= Daniel Januske =

Jesuit missionary (1661–1724)

Daniel Januske (1661–1724; also Januusqui, Jarniuke, Janusque) was a Jesuit missionary in New Spain.

== Biography ==
Januske was born in 1661 in Wrocław, Silesia, and joined the Society of Jesus at the age of fifteen. He arrived in New Spain in 1693, in a group of missionaries which included Agustín de Campos and Juan Bautista Barli. There he was assigned to Mission San Pedro y San Pablo del Tubutama, where he repeatedly employed soldiers and overseers to punish natives who disobeyed or displayed resistance. Historian Brandon Bayne characterizes this practice as a "crucial contributing factor[...] if not the immediate cause" of the 1695 Pima Revolt.

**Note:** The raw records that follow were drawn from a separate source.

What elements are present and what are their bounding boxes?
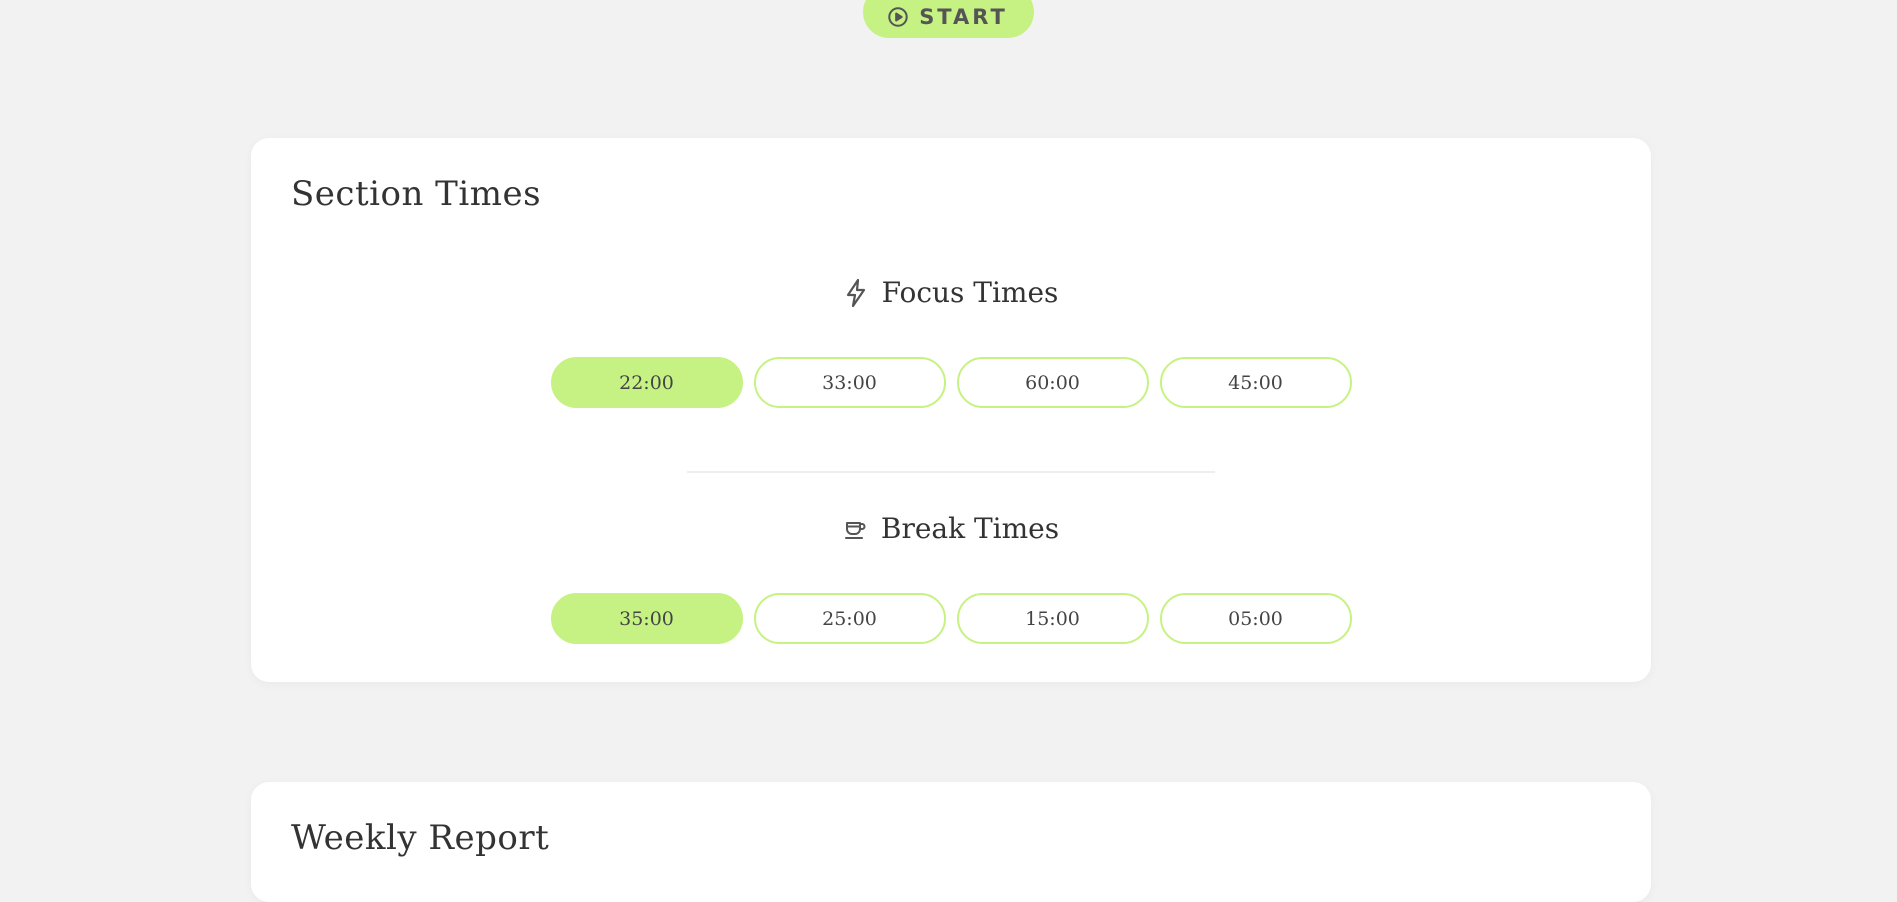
lightning-bolt-icon: [844, 278, 868, 308]
section-times-card: Section Times Focus Times 22:00 33:00 60…: [251, 138, 1651, 682]
weekly-report-card: Weekly Report: [251, 782, 1651, 902]
break-times-options: 35:00 25:00 15:00 05:00: [251, 593, 1651, 644]
break-times-label: Break Times: [880, 512, 1060, 545]
focus-times-options: 22:00 33:00 60:00 45:00: [251, 357, 1651, 408]
break-time-option[interactable]: 25:00: [753, 593, 946, 644]
section-divider: [687, 471, 1215, 473]
break-time-option[interactable]: 15:00: [956, 593, 1149, 644]
focus-time-option[interactable]: 60:00: [956, 357, 1149, 408]
focus-time-option[interactable]: 22:00: [550, 357, 743, 408]
section-times-title: Section Times: [291, 174, 542, 214]
start-button-wrapper: START: [0, 0, 1897, 38]
weekly-report-title: Weekly Report: [291, 818, 550, 858]
start-button[interactable]: START: [863, 0, 1034, 38]
coffee-cup-icon: [843, 517, 867, 541]
focus-time-option[interactable]: 33:00: [753, 357, 946, 408]
break-time-option[interactable]: 35:00: [550, 593, 743, 644]
break-times-heading: Break Times: [251, 512, 1651, 545]
break-time-option[interactable]: 05:00: [1159, 593, 1352, 644]
play-circle-icon: [887, 6, 909, 28]
focus-times-heading: Focus Times: [251, 276, 1651, 309]
focus-time-option[interactable]: 45:00: [1159, 357, 1352, 408]
focus-times-label: Focus Times: [881, 276, 1059, 309]
start-button-label: START: [919, 5, 1008, 29]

By 1715, Januske was serving at Mission San Miguel Arcángel de Oposura. There, he clashed repeatedly with local vecinos Bernardo and Juan Grivalja over issues of land rights and cattle ranching. In one incident, Bernardo called Januske a drunkard and accused him of monopolizing local farmland and of forcing natives to do unpaid labor for him instead of working their own land; on another occasion, Januske flogged Juan's native father-in-law for failing to attend Mass, and both Grivalja brothers confronted him, shouting threats and insults. Januske was eventually able to persuade the local alcalde mayor to expel the Grivaljas from the pueblo.

In 1722, Januske was appointed visitador of Sonora. He died in 1724 in Oposura.